In the ITT, insulin is administered intravenously at a dose of 0.1 unit/kg (time 0) to produce a lowering in plasma glucose level to less than 40 mg/dL (2.2 mmol/L). Glucose levels are monitored by capillary samples every 15 minutes and until symptoms of hypoglycemia develop. A repeated dose of insulin can be administered if hypoglycemia does not develop by 30-60 minutes. Serum glucose and serum GH levels are measured at 0, 15, 30, 60, 90, and 120 minutes after administering insulin. GH deficiency is diagnosed if peak GH level is less than 5.1 mcg/L. [5] Patients usually develop symptoms of hypoglycemia, including sweating, palpitations, and, rarely, convulsions and loss of consciousness. Therefore, the test should be undertaken by an experienced staff under the direct supervision of a physician. It should be avoided in patients with cardiovascular disease, cerebrovascular disease, or seizure disorders.

In the glucagon stimulation test, glucagon is administered intramuscularly at a dose of 1 mg (1.5 mg for patients who weigh >90 kg); GH levels are measured just before the injection and every 30 minutes for 4 hours. The American Association of Clinical Endocrinologists initially recommended to use a peak GH level of less than 3.1 mcg/ L to diagnose GH deficiency [14] ; this was later proposed to be revised to a cut-point of less than 1 mcg/L, [15] whereas the Endocrine Society recommends a cut-point of between 2.5 and 3 mcg/L. [7]

In the GHRH-arginine test, GHRH is administered intravenously at a dose of 1 mcg/kg body weight (time 0), followed by an intravenous infusion of 0.5 g/kg body weight (maximum 30 g) of arginine over 30 minutes. Serum GH is measured at -30, 0, 30, 60, 90, and 120 minutes.

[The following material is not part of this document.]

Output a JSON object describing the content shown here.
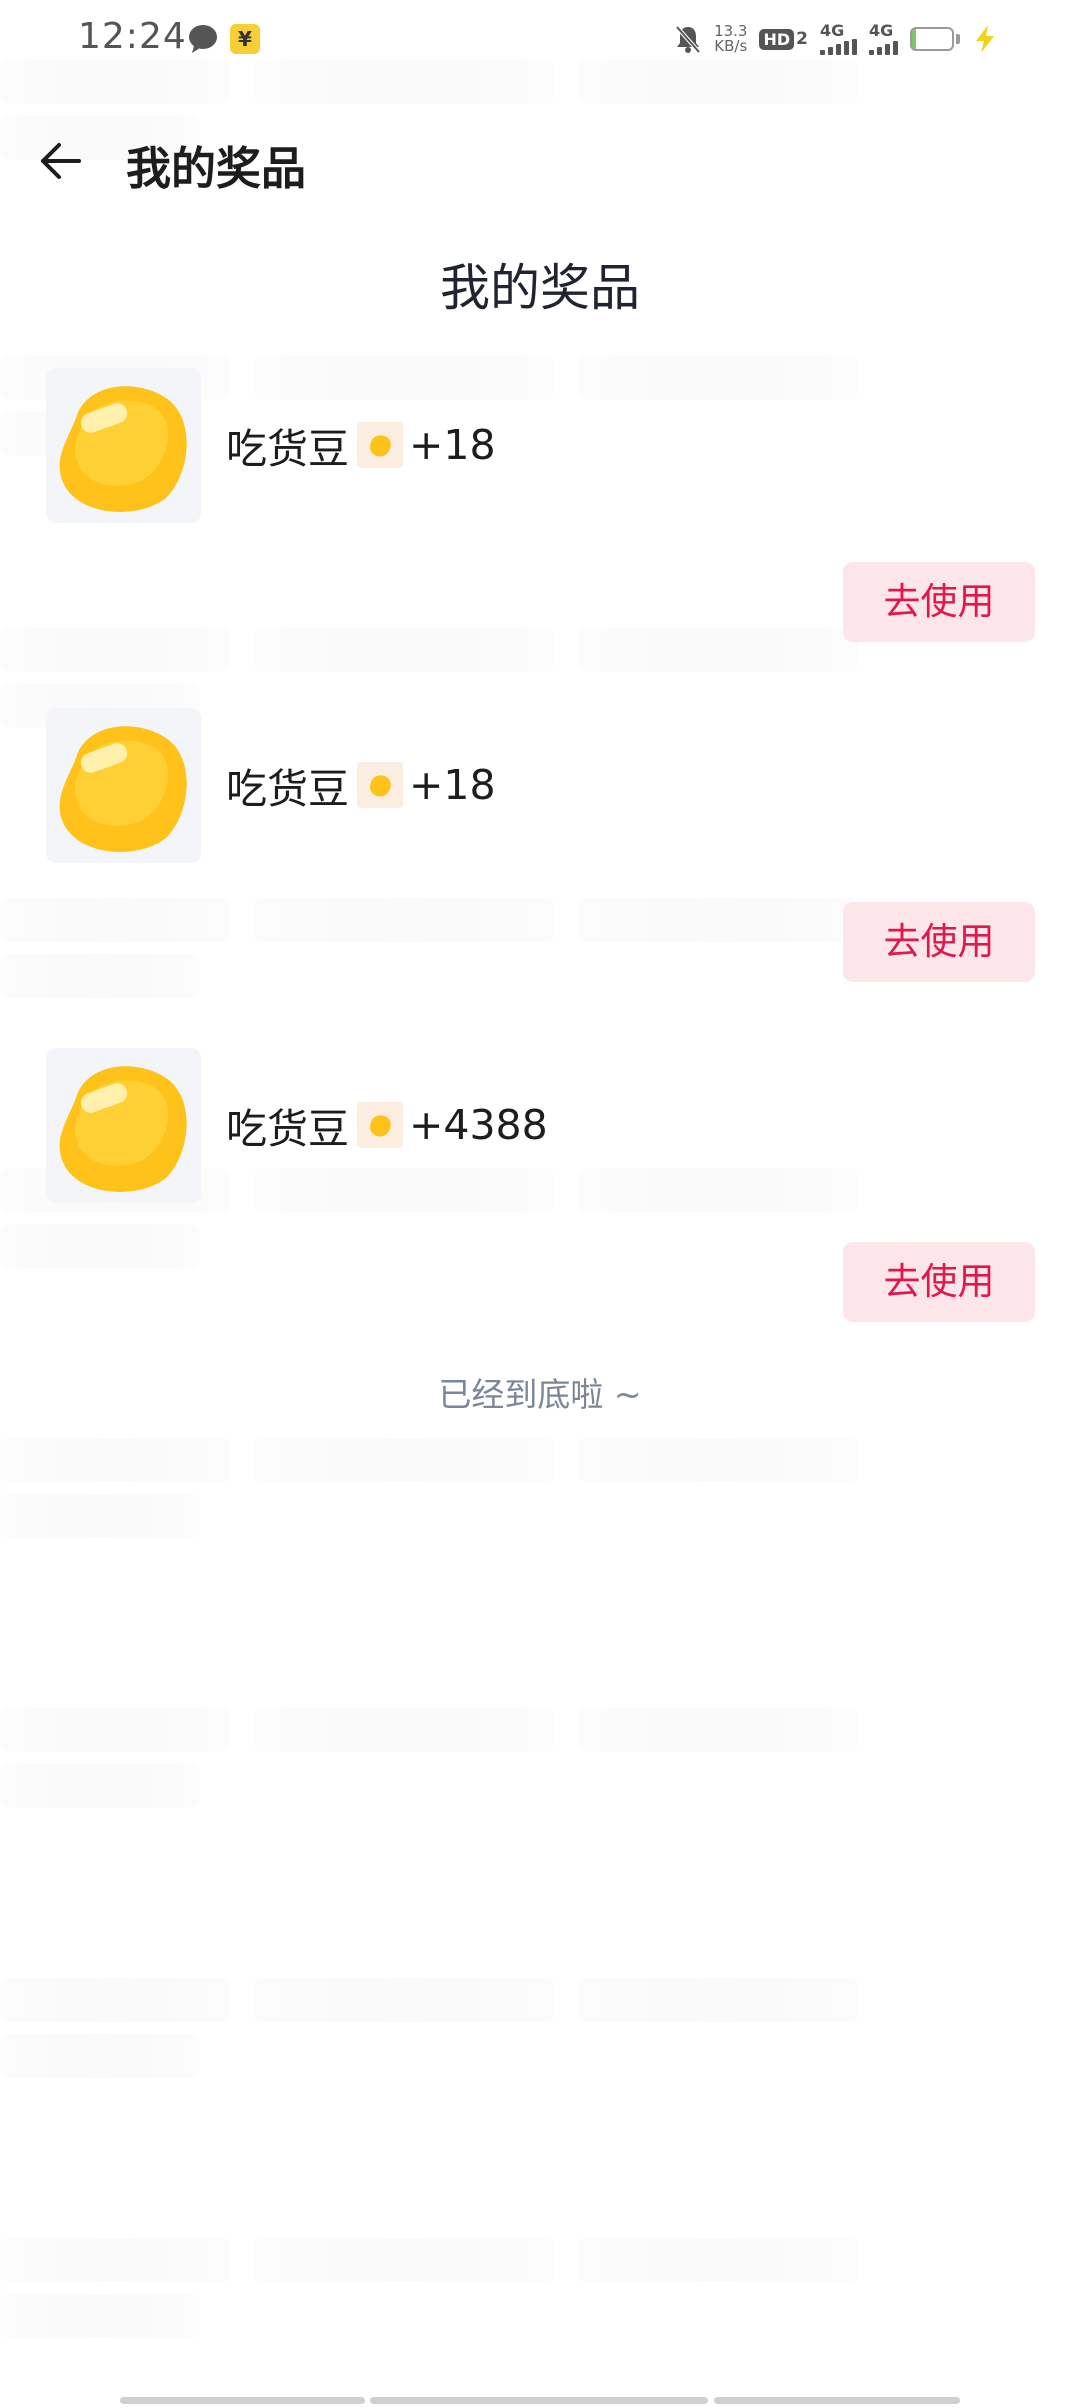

Because body mass index (BMI) can influence the GH response, the following criteria are used to establish the diagnosis of GH deficiency when using the GHRH-arginine test [7] :

  • Peak GH level < 11.1 mcg/L in patients with BMI < 25 kg/m 2
  • Peak GH level < 8.1 mcg/L in patients with BMI of 25 to < 30 kg/m 2
  • Peak GH level < 4.1 mcg/L in patients with BMI of ≥30 kg/m 2

In patients with GH deficiency of hypothalamic origin (eg, irradiation), GHRH can stimulate the pituitary and therefore yields falsely normal results. [7]  In such cases, using alternative stimulation tests is recommended.